Alla fine ci sono andata senza orecchini. All'appuntamento.

Perché, pur avendone il tempo, mi sembra pretensioso.

 

E quello che è successo all'appuntamento è veramente da post anche se avrei almeno due “motivi” (e mezzo –ma io sono esagerata) per non scriverlo però facciamo che fingo di non averli.

 

L’appuntamento era in una libreria.

Sempre per la storia che a me piace giocare in metaforiche case mie quando devo fare queste cose.

 

Fatto sta che lui arriva tardi.

E arrivare tardi a un appuntamento è di pessimo gusto. Sia che tu sia la lei sia che tu sia il lui della situazione. Lo hanno salvato due cose dal mio partire col piede sbagliato: un suo messaggio d’avvertimento sul fatto che avrebbe fatto tardi, (perché uno può avere tutte le buone intenzioni ma il traffico è un’altra cosa, soprattutto a Roma) e il fatto che io avessi beccato il vagone della metropolitana nuovo, climatizzato.

 

Non era un appuntamento al buio. E anche se per le persone normali questa sarebbe la regola, visto che parliamo di me è meglio precisarlo.

C’eravamo visti solo una volta a marzo. E questo è il motivo per cui si meritava una possibilità seria. Potrei spiegarvelo meglio ma di fare battutine massacranti su me stessa non ho voglia stamattina. Rimando a domani.

 

In realtà mi ero convinta mi avesse scambiata per Ce. Cioè, quella sera, quando l’ho conosciuto, io ero con Ce. E lei è molto più carina di me, seriamente dico. Quindi lui su fb ha contattato me però poteva aver dato il mio nome, la mia personalità alla sua faccia. O così oppure non riuscivo a spiegarmi perché, tra le due, fisica evidenza già citata, lo avesse chiesto a me, di uscire dico.

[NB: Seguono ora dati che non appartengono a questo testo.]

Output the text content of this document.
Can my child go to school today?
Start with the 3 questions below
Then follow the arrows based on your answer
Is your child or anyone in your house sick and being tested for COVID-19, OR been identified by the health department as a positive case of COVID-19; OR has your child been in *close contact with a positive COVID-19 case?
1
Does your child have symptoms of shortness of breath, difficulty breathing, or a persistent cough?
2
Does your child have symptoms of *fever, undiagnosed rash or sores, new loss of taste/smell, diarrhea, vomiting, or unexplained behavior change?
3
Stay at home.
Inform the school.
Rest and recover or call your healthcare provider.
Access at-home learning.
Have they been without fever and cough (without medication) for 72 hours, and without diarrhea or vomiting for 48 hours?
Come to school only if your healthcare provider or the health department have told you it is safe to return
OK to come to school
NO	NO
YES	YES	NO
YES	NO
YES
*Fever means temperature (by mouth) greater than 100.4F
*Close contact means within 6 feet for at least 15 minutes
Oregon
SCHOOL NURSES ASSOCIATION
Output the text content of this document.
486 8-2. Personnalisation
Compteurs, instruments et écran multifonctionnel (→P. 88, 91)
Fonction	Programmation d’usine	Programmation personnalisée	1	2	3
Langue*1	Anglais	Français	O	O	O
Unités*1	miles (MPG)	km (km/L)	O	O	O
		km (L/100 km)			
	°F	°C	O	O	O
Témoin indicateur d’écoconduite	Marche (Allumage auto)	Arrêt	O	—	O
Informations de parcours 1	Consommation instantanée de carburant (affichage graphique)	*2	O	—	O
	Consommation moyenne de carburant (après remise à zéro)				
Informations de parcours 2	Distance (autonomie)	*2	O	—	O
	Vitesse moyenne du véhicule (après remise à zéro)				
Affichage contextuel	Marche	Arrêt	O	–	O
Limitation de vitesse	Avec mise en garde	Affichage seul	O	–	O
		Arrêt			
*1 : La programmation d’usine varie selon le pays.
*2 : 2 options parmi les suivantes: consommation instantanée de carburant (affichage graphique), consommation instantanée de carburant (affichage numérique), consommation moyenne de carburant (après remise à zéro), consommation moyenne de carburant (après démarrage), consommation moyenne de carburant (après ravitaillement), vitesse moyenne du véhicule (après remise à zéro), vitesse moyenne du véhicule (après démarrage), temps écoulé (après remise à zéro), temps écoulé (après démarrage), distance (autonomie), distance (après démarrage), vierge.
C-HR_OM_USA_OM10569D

Vabbe’, ho un problema con l’illogicità.

 

Quando glielo ho detto, ieri, perché sono idiota e non riesco a non dire qualsiasi cosa mi venga in mente (alternando a momenti di mutismo acuto, ovviamente) lui ha sorriso e ha detto che non mi aveva confusa per niente. E’ stato carino. Ma ha pensato che sono un’idiota.

 

Volevo scappare. Molto prima del mio patetico “credevo mi avessi confusa con Ce” dico, lì già avevamo preso confidenza. Volevo scappare perché ho pensato, semplicemente, che uno che si veste in quel modo di certo non può essere il mio tipo.

E’ un bel ragazzo, con i colori che piacciono a me, gli occhiali, certo, scuro, occhi scuri, una bella risata ma un sorriso normalissimo e molto, molto magro.

Peccato avesse scelto una maglietta in cui potevamo entrare in 12.

 

Ecco, in virtù di questo, solo questo, io volevo scappare lontano.

Ho pensato “facciamo velocemente un giro e poi distinti saluti”.

 

Sì, sono superficialissima, ovvio.

 

Poi abbiamo fatto un giro all’interno della libreria. Lui doveva cercare “una cosa”, non meglio identificata Abbiamo cercato, chiesto al commesso ma era terminata.

E questo vi sembrerà un elemento inutile nella narrazione, lo so. Solo a fine cena ho scoperto che stava cercando un fumetto (non chiedetemi titoli) per me che non ne ho mai letto uno.

 

Usciti dalla libreria, dopo la sua proposta, abbiamo cercato un bar per bere qualcosa.

Il ragazzo aveva studiato, e molto bene, secondo me.

 

Al bar io avrei voluto un caffè ma al “cosa bevi?” ho detto acqua e aggiunto naturale. Quando sono agitata dico sempre acqua naturale che è un bel tentativo di nascondersi.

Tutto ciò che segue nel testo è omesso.